This is stated in the advice that nitrogen mediator Johan Remkes presented on Wednesday after months of consultation with the cabinet, farmers and other parties involved in the nitrogen crisis.
Remkes’s help was called in after massive farmer protests broke out in June, because the cabinet had laid down a firm demand that by 2030 in some parts of the country a 70 to 90 percent nitrogen reduction must be achieved. In practice, this would mean the end of many farms.
As a way out of the deadlock, Remkes advises that the cabinet should stick to the nitrogen reduction targets in 2030, but that an escape clause should be built in. Between 2025 and 2028, ‘there must be room to re-examine the timeline for the reduction targets’, Remkes writes in his report. What is possible. ‘It should be possible under certain conditions to give more space to specific areas, if there are compelling reasons to do so.’ Some flexibility should therefore be possible.
The escape clause is not without conditions, emphasizes Remkes. It should only be possible to give a specific area more time if a province can demonstrate that it is on the right track and has already achieved a large part of the reduction target and if nature restoration has been ‘irreversibly initiated’.
Another reason to give more time: if the restoration of nature is already ‘well on track’ and the remaining problem can be realized ‘through natural attrition’. For example, if a number of farms are going to stop in the foreseeable future, it is possible to deviate from the 2030 deadline. Remkes recommends ‘legally anchoring’ that the timeline is reviewed again in 2025 and 2028.
The reference year 2030 is in the coalition agreement that VVD, D66, CDA and ChristenUnie concluded at the end of last year. That appointment is now politically sensitive, because CDA leader Wopke Hoekstra said in an interview that the year is ‘not sacred’ as far as he is concerned. D66 does want to stick to 2030. Remkes’ advice is a compromise between those two thoughts.
Buy out peak loaders
In total, nitrogen mediator Remkes makes 25 recommendations. Another notable recommendation of his is to ‘buy out 500 to 600 peak loaders within a year’. These are companies ‘from the agricultural sector and the business community’ that cause so much nitrogen emissions near vulnerable nature areas that buying them out would immediately lead to an enormous reduction. ‘By doing this in a targeted manner, it affects as few farmers as possible, namely about 1 percent of the population,’ writes Remkes.
By buying out the peak loaders, Remkes thinks he will meet the more than 2,500 so-called PAS detectors. These are livestock farmers who have expanded their business with the permission of the government, but whose courts subsequently determined that they needed a permit. According to Remkes, a number of important construction projects can also receive a permit through targeted buy-out of peak loaders.
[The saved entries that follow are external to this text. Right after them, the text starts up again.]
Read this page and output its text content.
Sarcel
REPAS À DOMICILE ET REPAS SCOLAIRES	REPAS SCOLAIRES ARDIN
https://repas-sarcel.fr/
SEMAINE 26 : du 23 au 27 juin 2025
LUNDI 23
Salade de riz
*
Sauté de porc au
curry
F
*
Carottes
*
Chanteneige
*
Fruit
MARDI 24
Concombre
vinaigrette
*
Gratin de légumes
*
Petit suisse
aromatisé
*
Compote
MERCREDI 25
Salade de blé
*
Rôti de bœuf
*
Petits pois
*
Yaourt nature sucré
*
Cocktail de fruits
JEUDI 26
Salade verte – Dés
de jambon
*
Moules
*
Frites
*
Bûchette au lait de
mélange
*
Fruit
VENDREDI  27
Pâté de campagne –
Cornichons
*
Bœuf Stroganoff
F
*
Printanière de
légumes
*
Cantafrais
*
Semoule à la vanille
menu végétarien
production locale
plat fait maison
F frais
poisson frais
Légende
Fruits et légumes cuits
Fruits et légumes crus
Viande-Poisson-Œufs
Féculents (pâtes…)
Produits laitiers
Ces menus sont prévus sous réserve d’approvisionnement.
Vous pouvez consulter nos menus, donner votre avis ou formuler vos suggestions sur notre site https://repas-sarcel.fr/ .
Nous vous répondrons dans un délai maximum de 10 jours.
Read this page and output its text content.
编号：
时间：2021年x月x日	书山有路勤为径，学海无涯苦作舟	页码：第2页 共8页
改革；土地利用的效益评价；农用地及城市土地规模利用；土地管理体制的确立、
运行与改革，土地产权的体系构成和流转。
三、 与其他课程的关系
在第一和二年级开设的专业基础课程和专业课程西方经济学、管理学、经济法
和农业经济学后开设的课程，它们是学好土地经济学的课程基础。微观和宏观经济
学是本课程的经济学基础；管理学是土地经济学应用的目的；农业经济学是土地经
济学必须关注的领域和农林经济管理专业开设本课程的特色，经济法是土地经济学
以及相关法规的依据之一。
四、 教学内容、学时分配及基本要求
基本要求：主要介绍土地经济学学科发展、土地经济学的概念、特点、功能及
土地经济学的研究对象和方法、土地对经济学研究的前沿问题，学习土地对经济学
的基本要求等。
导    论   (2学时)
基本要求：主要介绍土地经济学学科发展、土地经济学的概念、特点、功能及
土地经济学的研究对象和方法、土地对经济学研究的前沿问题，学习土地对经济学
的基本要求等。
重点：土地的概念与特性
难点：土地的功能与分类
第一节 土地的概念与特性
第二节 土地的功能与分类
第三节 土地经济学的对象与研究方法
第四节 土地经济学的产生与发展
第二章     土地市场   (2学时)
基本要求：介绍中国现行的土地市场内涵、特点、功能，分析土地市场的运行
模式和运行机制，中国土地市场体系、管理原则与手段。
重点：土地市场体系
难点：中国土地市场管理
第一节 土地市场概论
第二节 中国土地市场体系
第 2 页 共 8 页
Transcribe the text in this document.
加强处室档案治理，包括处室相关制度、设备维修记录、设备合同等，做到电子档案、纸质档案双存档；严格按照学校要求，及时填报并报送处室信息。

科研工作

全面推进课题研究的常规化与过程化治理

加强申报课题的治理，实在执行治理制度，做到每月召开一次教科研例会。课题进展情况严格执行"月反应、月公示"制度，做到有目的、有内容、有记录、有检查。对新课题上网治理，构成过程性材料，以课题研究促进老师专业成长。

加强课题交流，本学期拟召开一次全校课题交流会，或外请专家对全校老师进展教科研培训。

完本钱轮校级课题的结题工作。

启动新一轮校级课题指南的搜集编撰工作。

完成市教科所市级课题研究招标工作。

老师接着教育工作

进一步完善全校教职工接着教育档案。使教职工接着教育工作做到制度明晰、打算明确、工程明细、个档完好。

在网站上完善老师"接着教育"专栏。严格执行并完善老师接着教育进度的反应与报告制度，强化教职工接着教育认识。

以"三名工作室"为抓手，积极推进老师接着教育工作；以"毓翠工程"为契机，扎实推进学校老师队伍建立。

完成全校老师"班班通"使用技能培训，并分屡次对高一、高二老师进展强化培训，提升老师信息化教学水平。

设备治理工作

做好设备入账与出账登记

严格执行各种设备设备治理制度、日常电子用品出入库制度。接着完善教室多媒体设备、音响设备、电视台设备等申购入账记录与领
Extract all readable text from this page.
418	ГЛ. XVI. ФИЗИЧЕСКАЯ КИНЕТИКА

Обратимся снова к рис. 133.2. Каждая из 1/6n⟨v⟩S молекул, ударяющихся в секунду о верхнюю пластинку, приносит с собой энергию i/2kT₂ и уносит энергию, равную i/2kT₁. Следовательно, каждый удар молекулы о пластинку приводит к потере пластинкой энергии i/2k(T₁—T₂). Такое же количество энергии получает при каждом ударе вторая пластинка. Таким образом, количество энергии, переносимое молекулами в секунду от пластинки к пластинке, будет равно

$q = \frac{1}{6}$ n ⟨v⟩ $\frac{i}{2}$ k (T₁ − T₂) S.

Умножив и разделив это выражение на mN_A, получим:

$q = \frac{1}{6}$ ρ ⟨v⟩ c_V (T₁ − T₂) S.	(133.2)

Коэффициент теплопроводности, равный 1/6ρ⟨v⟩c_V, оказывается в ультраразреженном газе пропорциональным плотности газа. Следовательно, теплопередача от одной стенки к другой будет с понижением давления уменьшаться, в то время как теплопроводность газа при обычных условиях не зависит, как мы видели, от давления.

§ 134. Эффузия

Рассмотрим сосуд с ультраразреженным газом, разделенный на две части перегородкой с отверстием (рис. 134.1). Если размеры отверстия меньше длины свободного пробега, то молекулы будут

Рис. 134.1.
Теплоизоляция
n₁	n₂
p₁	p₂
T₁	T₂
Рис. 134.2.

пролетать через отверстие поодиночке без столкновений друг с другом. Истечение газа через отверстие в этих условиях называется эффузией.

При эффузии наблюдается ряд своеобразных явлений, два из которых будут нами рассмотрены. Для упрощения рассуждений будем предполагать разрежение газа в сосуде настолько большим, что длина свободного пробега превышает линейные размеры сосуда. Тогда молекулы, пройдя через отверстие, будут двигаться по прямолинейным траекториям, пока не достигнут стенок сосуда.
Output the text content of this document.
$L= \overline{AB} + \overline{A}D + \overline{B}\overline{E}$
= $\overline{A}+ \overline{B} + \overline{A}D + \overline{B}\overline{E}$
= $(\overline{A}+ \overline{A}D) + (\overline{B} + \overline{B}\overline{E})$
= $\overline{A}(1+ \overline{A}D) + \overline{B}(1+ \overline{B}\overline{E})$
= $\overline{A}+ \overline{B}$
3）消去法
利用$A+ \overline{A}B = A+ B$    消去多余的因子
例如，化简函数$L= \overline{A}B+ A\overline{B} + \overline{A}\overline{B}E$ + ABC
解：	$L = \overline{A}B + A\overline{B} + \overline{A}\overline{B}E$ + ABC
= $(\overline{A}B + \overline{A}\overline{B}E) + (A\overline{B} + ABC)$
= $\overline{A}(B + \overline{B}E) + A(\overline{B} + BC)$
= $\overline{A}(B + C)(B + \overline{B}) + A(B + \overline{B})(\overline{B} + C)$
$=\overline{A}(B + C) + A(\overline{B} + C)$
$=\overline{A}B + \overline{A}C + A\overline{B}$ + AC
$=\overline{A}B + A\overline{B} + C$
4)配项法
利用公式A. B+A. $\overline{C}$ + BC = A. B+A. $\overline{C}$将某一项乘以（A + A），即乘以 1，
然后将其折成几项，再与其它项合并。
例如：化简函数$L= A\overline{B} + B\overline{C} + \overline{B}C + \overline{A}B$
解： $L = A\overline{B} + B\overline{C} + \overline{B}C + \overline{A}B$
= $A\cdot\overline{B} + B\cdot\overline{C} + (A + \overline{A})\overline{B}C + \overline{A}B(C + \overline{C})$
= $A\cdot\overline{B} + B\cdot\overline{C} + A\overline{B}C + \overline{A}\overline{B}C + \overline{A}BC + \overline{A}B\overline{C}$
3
Until now, the government has assumed that it is voluntary. Remkes advises that entrepreneurs who are forced to stop should have ‘worthy’ arrangements. The government will have to pull out the wallet for that. ‘It is crucial to stretch the buy-out arrangement as widely as possible and to guarantee that there is no better offer’, advises Remkes. ‘The government must also be open to any other proposal that leads to the guaranteed reduction within the year.’
Remkes emphasizes in his report that it is necessary to emit much less nitrogen in the short term, in order to enable nature restoration. If this does not happen, the consequences for life in the Netherlands will be serious, warns the nitrogen mediator. ‘The Netherlands will then be locked up, because it is hardly legally possible anymore to grant permits. Not for houses, not for farms, not for roads. That also means that construction will come to a standstill, with significant economic and social consequences,” the report says.
Restore trust
In his recommendations, Remkes also lashes out at the national government that has faltered too much with the nitrogen policy. He calls farmers who previously received a permit from the government, which was later revoked, ‘victims of unreliable policies’.
In order to restore farmers’ confidence in the government, Remkes advises, among other things, to wipe the much-discussed ‘nitrogen ticket’ off the table. Many farmers and rural areas were taken by surprise by this map, which contains detailed nitrogen reduction targets for each area in the Netherlands. Communication to farmers needs to improve, says Remkes. ‘So this map shouldn’t have been presented in this way.’ He recommends ‘regional maps’ that are less detailed.
Another important requirement from farmers is to reconsider the critical deposition value (kdw), the scientific standard for the maximum nitrogen precipitation a given area can tolerate. According to Remkes, the legal embedding of the kdw is ‘not strictly necessary’. It remains for judges the standard against which they assess licensing, but it should not be ‘canonized’.